Improving Patient Education
Daye sees a role for AI in educating patients about the most common interventional procedures, as well. Daye and colleagues published a paper in January in the Journal of the American College of Radiology that found IR procedural instructions generated by GPT-4 can aid in improving health literacy and patient-centered care in IR by generating easily understandable explanations. The researchers reviewed 10 IR procedures and prepared prompts for GPT-4 that provided instructions for each procedure in layman’s terms for the patients. The AI-generated instructions were evaluated by four clinical physicians and nine nonclinical assessors to determine their clinical appropriateness, understandability, and clarity. The same procedures were also evaluated from patient instructions available at radiologyinfo.org and compared with GPT-generated instructions utilizing a statistical (paired t) test. Patients rated the GPT-generated instructions for the procedures, including arterial embolization, dialysis catheter placement, ultrasound-guided biopsy, and nephrostomy tube instructions to be very good to excellent.
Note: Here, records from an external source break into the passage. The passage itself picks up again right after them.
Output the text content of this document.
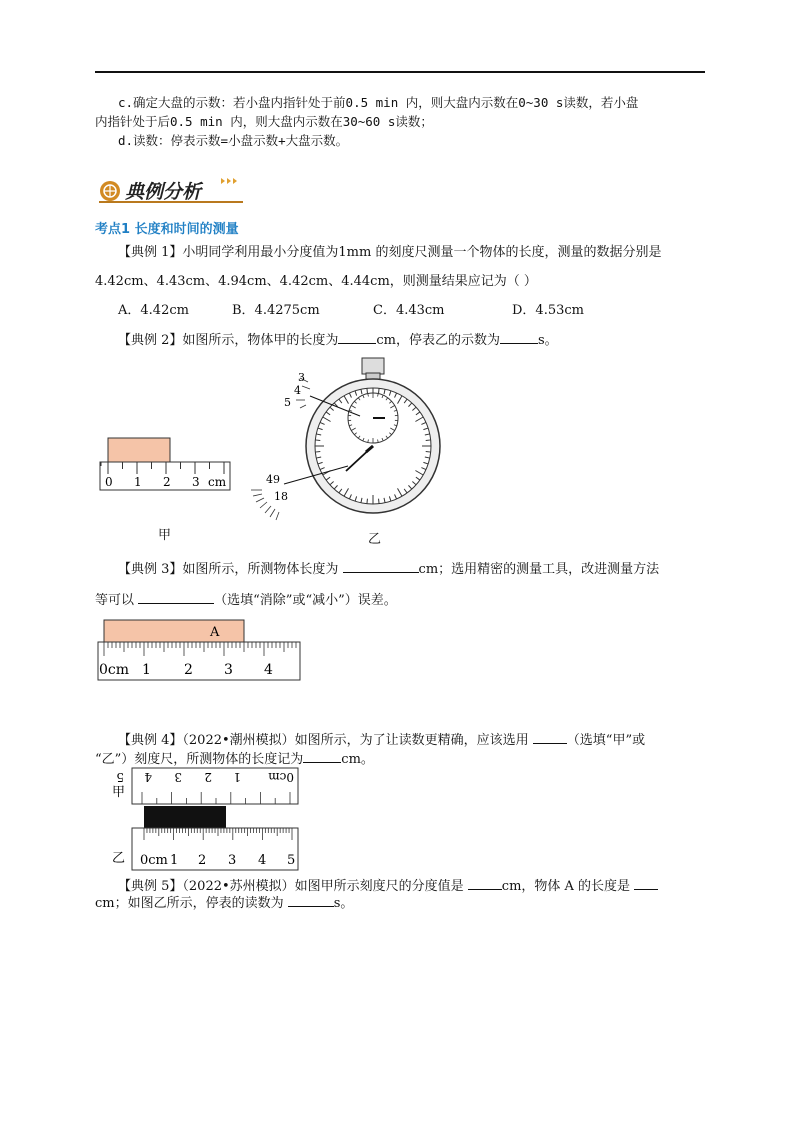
c.确定大盘的示数：若小盘内指针处于前0.5 min 内，则大盘内示数在0~30 s读数，若小盘
内指针处于后0.5 min 内，则大盘内示数在30~60 s读数；
d.读数：停表示数=小盘示数+大盘示数。
典例分析
考点1 长度和时间的测量
【典例 1】小明同学利用最小分度值为1mm 的刻度尺测量一个物体的长度，测量的数据分别是
4.42cm、4.43cm、4.94cm、4.42cm、4.44cm，则测量结果应记为（ ）
A．4.42cm	B．4.4275cm	C．4.43cm	D．4.53cm
【典例 2】如图所示，物体甲的长度为	cm，停表乙的示数为	s。
0 1 2 3 cm
甲
3
4
5
49
18
乙
【典例 3】如图所示，所测物体长度为	cm；选用精密的测量工具，改进测量方法
等可以	（选填“消除”或“减小”）误差。
A
0cm 1 2 3 4
【典例 4】（2022•潮州模拟）如图所示，为了让读数更精确，应该选用	（选填“甲”或
“乙”）刻度尺，所测物体的长度记为	cm。
甲
乙
0cm
1
2
3
4
5
0cm 1 2 3 4 5
【典例 5】（2022•苏州模拟）如图甲所示刻度尺的分度值是	cm，物体 A 的长度是
cm；如图乙所示，停表的读数为	s。
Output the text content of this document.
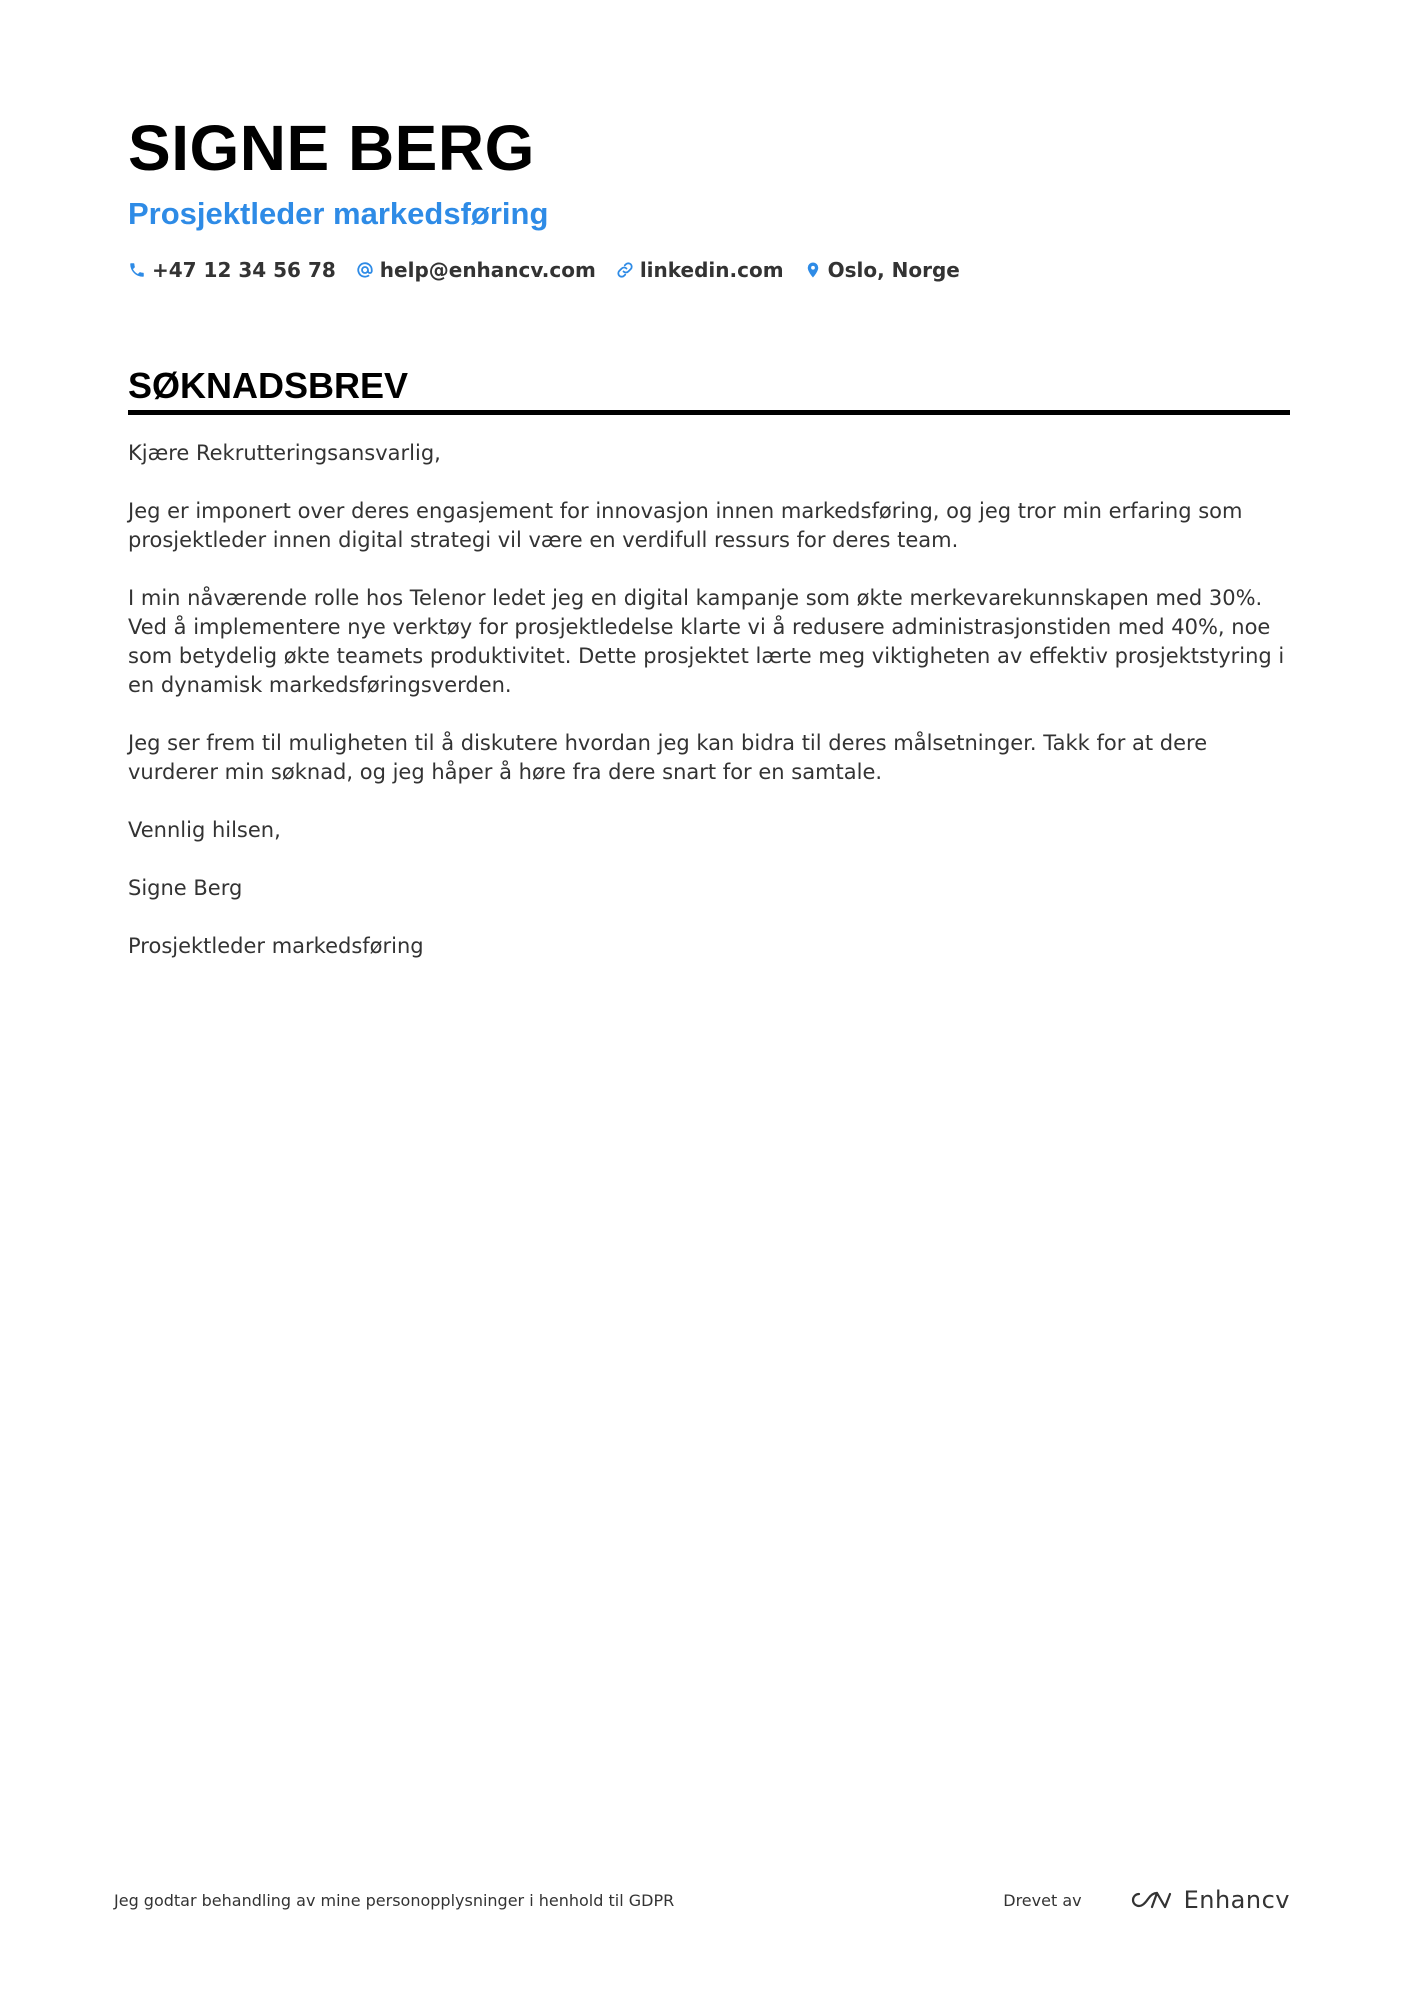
SIGNE BERG
Prosjektleder markedsføring
+47 12 34 56 78 help@enhancv.com linkedin.com Oslo, Norge
SØKNADSBREV

Kjære Rekrutteringsansvarlig,

Jeg er imponert over deres engasjement for innovasjon innen markedsføring, og jeg tror min erfaring som prosjektleder innen digital strategi vil være en verdifull ressurs for deres team.

I min nåværende rolle hos Telenor ledet jeg en digital kampanje som økte merkevarekunnskapen med 30%. Ved å implementere nye verktøy for prosjektledelse klarte vi å redusere administrasjonstiden med 40%, noe som betydelig økte teamets produktivitet. Dette prosjektet lærte meg viktigheten av effektiv prosjektstyring i en dynamisk markedsføringsverden.

Jeg ser frem til muligheten til å diskutere hvordan jeg kan bidra til deres målsetninger. Takk for at dere vurderer min søknad, og jeg håper å høre fra dere snart for en samtale.

Vennlig hilsen,

Signe Berg

Prosjektleder markedsføring

Jeg godtar behandling av mine personopplysninger i henhold til GDPR	Drevet av	Enhancv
Tromberg believes that radiology is a prime field to lead the way in AI and use it to better their practices. “Radiologists are used to complex imaging technologies and mathematical methods for extracting image information content,” he says. That’s why the FDA is approving algorithms from the radiology community at a much faster rate than every other medical field, he adds. However, one challenge with AI is that algorithms can potentially be based on biased datasets. There are many potential sources of bias, including the patient population, technologies, algorithms, and more, Tromberg notes. He also points out that MIDRC has done groundbreaking work on developing practical tools for identifying and mitigating bias while ensuring validated, trustworthy AI is used in clinical practice.

Daye often says that she expects someday—and sooner rather than later—“AI is going to allow interventional radiologists to use the right procedure for the right patient for the most optimal outcome.” But she and her colleagues are seeing evidence of the benefits of AI in study after study. “Some evidence is coming up on the effect of AI on patient mortality,” she says. “And when you see evidence that using AI helps improve patient mortality rates, it will be impossible to ignore.”

— Beth W. Orenstein of Northampton, Pennsylvania, is a freelance medical writer and regular contributor to Radiology Today.